Last year I scanned in my favorite art pieces from my pre-schooler and made a book for her grandparents. I think that’s the best way to save the memories, but it’s fun to have recent art on display as well.September 25, 2015 at 8:14 pm #35447
I’m a teacher for Bright Horizons and I suggest to my parents to take pictures of them and out them on a CD. I also have grandchildren and framed some for wall hangings.September 30, 2015 at 4:56 pm #35474
I read in a parenting magazine about displaying your children’s artwork in the garage. My children are now a senior in high school and a junior in college and I still have their artwork from elementary school on up displayed in the garage it’s wonderful to look at it and I get compliments all the time on what great little artist they were.October 1, 2015 at 4:30 pm #35475
Try recycling artwork into cards, gift tags, and wrapping paper for family and friends. Who wouldn’t LOVE to get an extra fancy card or wrapped gift for their birthday or holiday?!May 24, 2016 at 3:20 pm #38596
I use an app called Keepy. It is free and you can take a picture, or multiple pictures of an art project, then title it, date it, add category tags like “family” “schoolwork” “holiday” etc. then either save just to keepy, or save to keepy and post to facebook, twiiter, etc. You can add multiple children’s profiles to your account then tag the child, or children if it was a joint project, to the artwork.

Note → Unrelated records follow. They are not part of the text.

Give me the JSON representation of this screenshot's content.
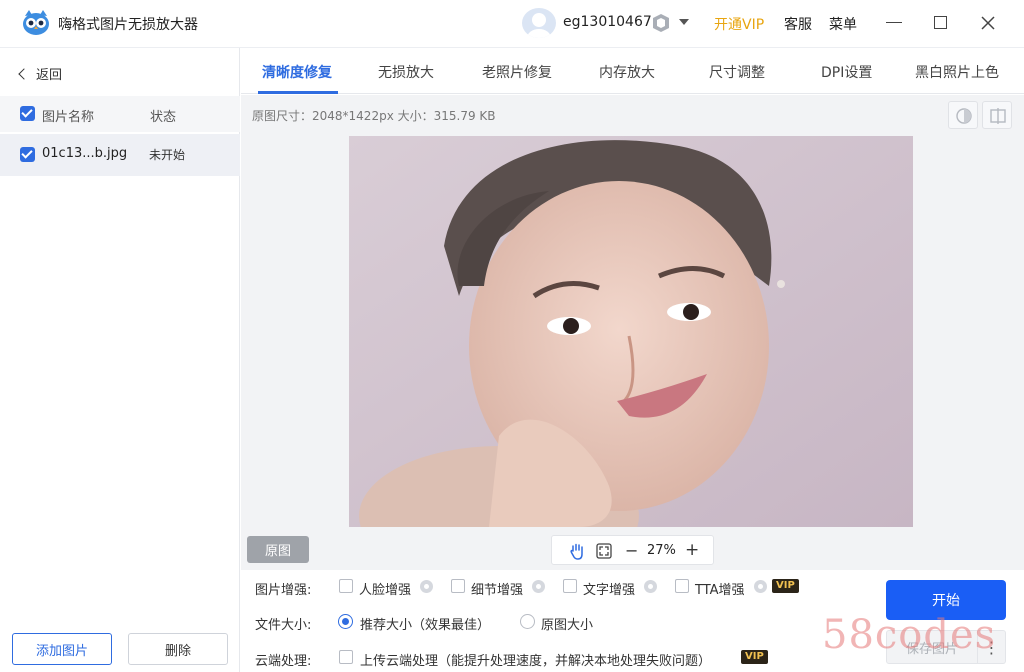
{
  "app": {
    "title": "嗨格式图片无损放大器"
  },
  "user": {
    "name": "eg13010467"
  },
  "header": {
    "vip_label": "开通VIP",
    "service_label": "客服",
    "menu_label": "菜单"
  },
  "sidebar": {
    "back_label": "返回",
    "columns": {
      "name": "图片名称",
      "status": "状态"
    },
    "files": [
      {
        "name": "01c13...b.jpg",
        "status": "未开始",
        "checked": true
      }
    ],
    "add_label": "添加图片",
    "delete_label": "删除"
  },
  "tabs": [
    {
      "label": "清晰度修复",
      "active": true
    },
    {
      "label": "无损放大",
      "active": false
    },
    {
      "label": "老照片修复",
      "active": false
    },
    {
      "label": "内存放大",
      "active": false
    },
    {
      "label": "尺寸调整",
      "active": false
    },
    {
      "label": "DPI设置",
      "active": false
    },
    {
      "label": "黑白照片上色",
      "active": false
    }
  ],
  "workspace": {
    "info": "原图尺寸：2048*1422px   大小：315.79 KB",
    "original_label": "原图",
    "zoom": "27%"
  },
  "options": {
    "enhance": {
      "label": "图片增强:",
      "items": [
        {
          "label": "人脸增强",
          "checked": false
        },
        {
          "label": "细节增强",
          "checked": false
        },
        {
          "label": "文字增强",
          "checked": false
        },
        {
          "label": "TTA增强",
          "checked": false
        }
      ]
    },
    "file_size": {
      "label": "文件大小:",
      "choices": [
        {
          "label": "推荐大小（效果最佳）",
          "selected": true
        },
        {
          "label": "原图大小",
          "selected": false
        }
      ]
    },
    "cloud": {
      "label": "云端处理:",
      "text": "上传云端处理（能提升处理速度，并解决本地处理失败问题）",
      "checked": false
    },
    "vip_badge": "VIP"
  },
  "actions": {
    "start_label": "开始",
    "save_label": "保存图片"
  },
  "watermark": "58codes",
  "colors": {
    "accent": "#2f6ce0",
    "start_button": "#1a5ef5",
    "vip": "#e8a510"
  }
}
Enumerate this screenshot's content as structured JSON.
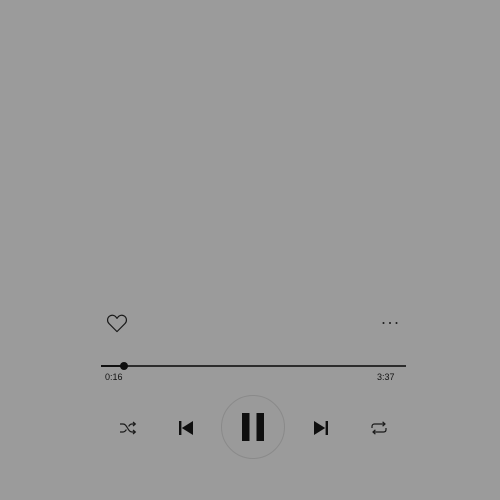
{
  "colors": {
    "background": "#9b9b9b",
    "foreground": "#111111",
    "play_button_border": "#8a8a8a"
  },
  "player": {
    "elapsed": "0:16",
    "duration": "3:37",
    "progress_fraction": 0.074,
    "is_liked": false,
    "is_playing": true
  },
  "icons": {
    "like": "heart-outline-icon",
    "more": "ellipsis-icon",
    "shuffle": "shuffle-icon",
    "previous": "skip-previous-icon",
    "play_pause": "pause-icon",
    "next": "skip-next-icon",
    "repeat": "repeat-icon"
  }
}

The only problem I have is with the free app you get only 9 keepies a month and my son churns out more than that in one Saturday. I think its only a few dollars to upgrade to umlimited so Ive just taking pictures of everything to upload later at the start of a new month while I decide if I want to pay for it.
Oh, and You can also add friends or family members as “followers” and they get notification of the posts you make and can “like” or comment much like facebook. My mother, my son’s Mimi, comments on every single picture I post and he loves when my phone lights up with a notification of a comment from her. I think he’s starting to think he is famous or something lol.
July 15, 2017 at 10:51 pm #41911
- This reply was modified 3 years ago by Julia Mooney.
Ask your child about their artwork and write down what they say. Take a picture of the masterpiece and scrapbook it along with their comments.